Please clarify your specific problem or add additional details to highlight exactly what you need. As it's currently written, it’s hard to tell exactly what you're asking. See the How to Ask page for help clarifying this question. If this question can be reworded to fit the rules in the help center, please edit the question.

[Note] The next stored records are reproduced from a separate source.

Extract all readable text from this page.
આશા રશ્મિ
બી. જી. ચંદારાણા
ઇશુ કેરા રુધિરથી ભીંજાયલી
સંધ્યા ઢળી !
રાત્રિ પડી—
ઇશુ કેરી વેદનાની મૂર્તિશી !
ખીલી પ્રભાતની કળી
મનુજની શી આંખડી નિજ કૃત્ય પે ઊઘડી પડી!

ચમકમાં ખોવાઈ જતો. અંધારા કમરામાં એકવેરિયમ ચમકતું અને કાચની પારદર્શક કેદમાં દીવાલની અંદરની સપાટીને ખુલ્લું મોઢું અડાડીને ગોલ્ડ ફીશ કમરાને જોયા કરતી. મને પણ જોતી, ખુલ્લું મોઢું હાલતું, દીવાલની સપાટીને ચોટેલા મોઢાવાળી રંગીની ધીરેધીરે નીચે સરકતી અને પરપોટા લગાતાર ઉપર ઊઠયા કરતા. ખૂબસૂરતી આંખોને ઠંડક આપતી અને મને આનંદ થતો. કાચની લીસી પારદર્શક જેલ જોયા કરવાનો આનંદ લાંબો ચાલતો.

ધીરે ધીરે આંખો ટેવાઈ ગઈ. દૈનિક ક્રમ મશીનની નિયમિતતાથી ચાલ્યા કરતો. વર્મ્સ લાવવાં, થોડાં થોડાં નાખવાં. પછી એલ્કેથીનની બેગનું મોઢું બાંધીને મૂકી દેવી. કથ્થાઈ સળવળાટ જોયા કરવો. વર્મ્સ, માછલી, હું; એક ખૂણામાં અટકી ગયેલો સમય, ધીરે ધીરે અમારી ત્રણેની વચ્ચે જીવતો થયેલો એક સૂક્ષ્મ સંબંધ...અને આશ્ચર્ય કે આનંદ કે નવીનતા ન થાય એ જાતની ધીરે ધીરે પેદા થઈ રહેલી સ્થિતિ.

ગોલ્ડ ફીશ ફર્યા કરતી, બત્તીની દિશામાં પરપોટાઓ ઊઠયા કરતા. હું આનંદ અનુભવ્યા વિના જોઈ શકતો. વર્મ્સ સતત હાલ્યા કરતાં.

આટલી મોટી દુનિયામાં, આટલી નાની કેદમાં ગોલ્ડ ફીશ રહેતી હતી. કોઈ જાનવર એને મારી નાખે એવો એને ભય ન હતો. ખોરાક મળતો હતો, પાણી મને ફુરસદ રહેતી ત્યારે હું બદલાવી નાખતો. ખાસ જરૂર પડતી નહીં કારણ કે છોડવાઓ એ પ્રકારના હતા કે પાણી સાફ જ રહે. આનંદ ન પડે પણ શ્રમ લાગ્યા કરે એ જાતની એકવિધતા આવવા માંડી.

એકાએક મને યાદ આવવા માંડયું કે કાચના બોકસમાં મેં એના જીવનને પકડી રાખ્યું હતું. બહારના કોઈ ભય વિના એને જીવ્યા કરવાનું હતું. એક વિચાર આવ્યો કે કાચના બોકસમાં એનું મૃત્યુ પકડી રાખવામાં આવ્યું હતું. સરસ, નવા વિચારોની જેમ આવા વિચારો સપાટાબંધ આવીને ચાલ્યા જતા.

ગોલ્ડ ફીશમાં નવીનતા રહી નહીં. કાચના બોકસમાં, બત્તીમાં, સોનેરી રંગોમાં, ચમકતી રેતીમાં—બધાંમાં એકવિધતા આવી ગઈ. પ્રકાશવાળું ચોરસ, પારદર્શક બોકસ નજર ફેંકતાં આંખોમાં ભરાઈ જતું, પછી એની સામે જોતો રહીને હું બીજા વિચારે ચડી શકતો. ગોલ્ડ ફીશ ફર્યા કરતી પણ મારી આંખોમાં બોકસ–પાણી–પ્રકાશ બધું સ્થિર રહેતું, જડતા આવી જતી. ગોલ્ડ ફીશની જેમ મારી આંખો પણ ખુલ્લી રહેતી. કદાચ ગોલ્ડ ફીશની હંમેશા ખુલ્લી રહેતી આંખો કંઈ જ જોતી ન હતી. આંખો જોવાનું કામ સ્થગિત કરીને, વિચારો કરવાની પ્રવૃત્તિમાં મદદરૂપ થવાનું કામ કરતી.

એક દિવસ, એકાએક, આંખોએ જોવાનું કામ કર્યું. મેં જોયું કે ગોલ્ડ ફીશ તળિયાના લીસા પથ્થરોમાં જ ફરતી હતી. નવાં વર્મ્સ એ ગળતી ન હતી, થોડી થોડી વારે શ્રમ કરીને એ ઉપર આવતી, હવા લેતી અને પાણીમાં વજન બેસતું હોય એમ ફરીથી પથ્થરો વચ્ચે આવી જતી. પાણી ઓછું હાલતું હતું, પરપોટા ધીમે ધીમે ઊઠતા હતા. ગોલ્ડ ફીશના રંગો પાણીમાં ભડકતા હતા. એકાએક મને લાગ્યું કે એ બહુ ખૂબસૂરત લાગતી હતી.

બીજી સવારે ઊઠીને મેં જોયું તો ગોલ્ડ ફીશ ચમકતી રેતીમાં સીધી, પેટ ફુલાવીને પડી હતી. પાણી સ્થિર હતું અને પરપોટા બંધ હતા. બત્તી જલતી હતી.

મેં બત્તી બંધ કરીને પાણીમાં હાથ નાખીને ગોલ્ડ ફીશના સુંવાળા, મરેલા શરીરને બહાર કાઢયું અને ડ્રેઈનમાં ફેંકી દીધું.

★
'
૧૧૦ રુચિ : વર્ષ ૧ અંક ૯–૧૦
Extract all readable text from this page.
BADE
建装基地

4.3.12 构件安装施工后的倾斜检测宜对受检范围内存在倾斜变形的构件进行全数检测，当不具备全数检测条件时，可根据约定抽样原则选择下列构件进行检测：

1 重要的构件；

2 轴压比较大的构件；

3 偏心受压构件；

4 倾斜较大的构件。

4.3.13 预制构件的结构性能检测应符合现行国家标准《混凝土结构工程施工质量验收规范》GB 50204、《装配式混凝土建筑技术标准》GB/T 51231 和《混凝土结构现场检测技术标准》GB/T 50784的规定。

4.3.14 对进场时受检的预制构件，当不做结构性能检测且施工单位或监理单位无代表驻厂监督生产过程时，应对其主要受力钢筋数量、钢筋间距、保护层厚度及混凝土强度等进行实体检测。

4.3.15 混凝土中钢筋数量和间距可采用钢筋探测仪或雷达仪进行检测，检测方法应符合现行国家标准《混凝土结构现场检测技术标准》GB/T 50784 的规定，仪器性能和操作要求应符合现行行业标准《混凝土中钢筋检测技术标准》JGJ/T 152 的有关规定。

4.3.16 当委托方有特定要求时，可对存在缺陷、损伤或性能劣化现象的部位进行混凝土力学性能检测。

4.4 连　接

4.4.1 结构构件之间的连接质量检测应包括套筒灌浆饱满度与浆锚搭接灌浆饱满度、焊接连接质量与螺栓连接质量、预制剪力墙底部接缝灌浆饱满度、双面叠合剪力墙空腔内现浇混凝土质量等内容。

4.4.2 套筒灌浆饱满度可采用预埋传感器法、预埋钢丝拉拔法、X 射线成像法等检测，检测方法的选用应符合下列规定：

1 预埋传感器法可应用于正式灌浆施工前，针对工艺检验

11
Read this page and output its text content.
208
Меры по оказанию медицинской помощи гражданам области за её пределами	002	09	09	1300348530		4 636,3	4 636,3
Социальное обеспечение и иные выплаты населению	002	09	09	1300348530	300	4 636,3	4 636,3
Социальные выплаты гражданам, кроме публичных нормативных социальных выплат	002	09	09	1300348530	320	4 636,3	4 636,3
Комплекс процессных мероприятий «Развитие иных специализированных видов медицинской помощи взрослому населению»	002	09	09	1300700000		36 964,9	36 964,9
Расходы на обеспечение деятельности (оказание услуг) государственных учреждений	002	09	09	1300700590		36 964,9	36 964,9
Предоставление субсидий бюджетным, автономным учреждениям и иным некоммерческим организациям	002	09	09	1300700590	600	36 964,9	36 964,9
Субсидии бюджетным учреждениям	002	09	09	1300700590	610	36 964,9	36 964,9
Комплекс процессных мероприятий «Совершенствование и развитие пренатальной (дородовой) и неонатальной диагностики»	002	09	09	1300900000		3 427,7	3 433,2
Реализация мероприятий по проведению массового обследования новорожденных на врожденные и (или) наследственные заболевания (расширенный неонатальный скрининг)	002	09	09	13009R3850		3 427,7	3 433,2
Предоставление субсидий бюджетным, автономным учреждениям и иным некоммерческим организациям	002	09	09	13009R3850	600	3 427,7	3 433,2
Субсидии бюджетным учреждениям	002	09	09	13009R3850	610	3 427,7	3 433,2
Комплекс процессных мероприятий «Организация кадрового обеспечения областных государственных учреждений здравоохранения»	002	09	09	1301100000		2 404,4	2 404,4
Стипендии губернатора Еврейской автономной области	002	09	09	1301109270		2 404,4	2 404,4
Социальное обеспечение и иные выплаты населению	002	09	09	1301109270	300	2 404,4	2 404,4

• There certainly are other solutions, as your equation is homogeneous and symmetric. So, you should state your problem more carefully. And, please, use TeX. – Alex Degtyarev Jan 22 '15 at 10:36
• The line $x+y=0, \, z-w=0$ is contained in the Fermat projective surface $x^3+y^3+z^3-w^3=0$, so you trivially have infinitely many integer solutions of the form $(x, \, -x, \, z, \, z)$. – Francesco Polizzi Jan 22 '15 at 10:38
• @FrancescoPolizzi — That's right. Though OP wants natural number solutions. So $x,y,z,w \in \mathbb{Z}_{> 0}$. – jmc Jan 22 '15 at 10:42
• We have $(a^4-2ab^3)^3 + (a^3b+b^4)^3 + (2a^3b-b^4)^3 = (a^4+ab^3)^3$. So, you can get infinitely many positive integer solutions by taking relatively large $a$ compared with $b$, e.g., setting $a=2$ and $b=1$, you get $12^3+9^3+15^3=18^3$ ($= 5832$). (I found this identity here sites.google.com/site/tpiezas/010) – Yuichiro Fujiwara Jan 22 '15 at 11:00
• @sayanchattopadhyay: Well, 4 is not a prime... – Michael Stoll Jan 22 '15 at 11:19

• $21^3 + 19^3 + 18^3 = 28^3$
• $495^3 + 82^3 + 57^3 = 496^3$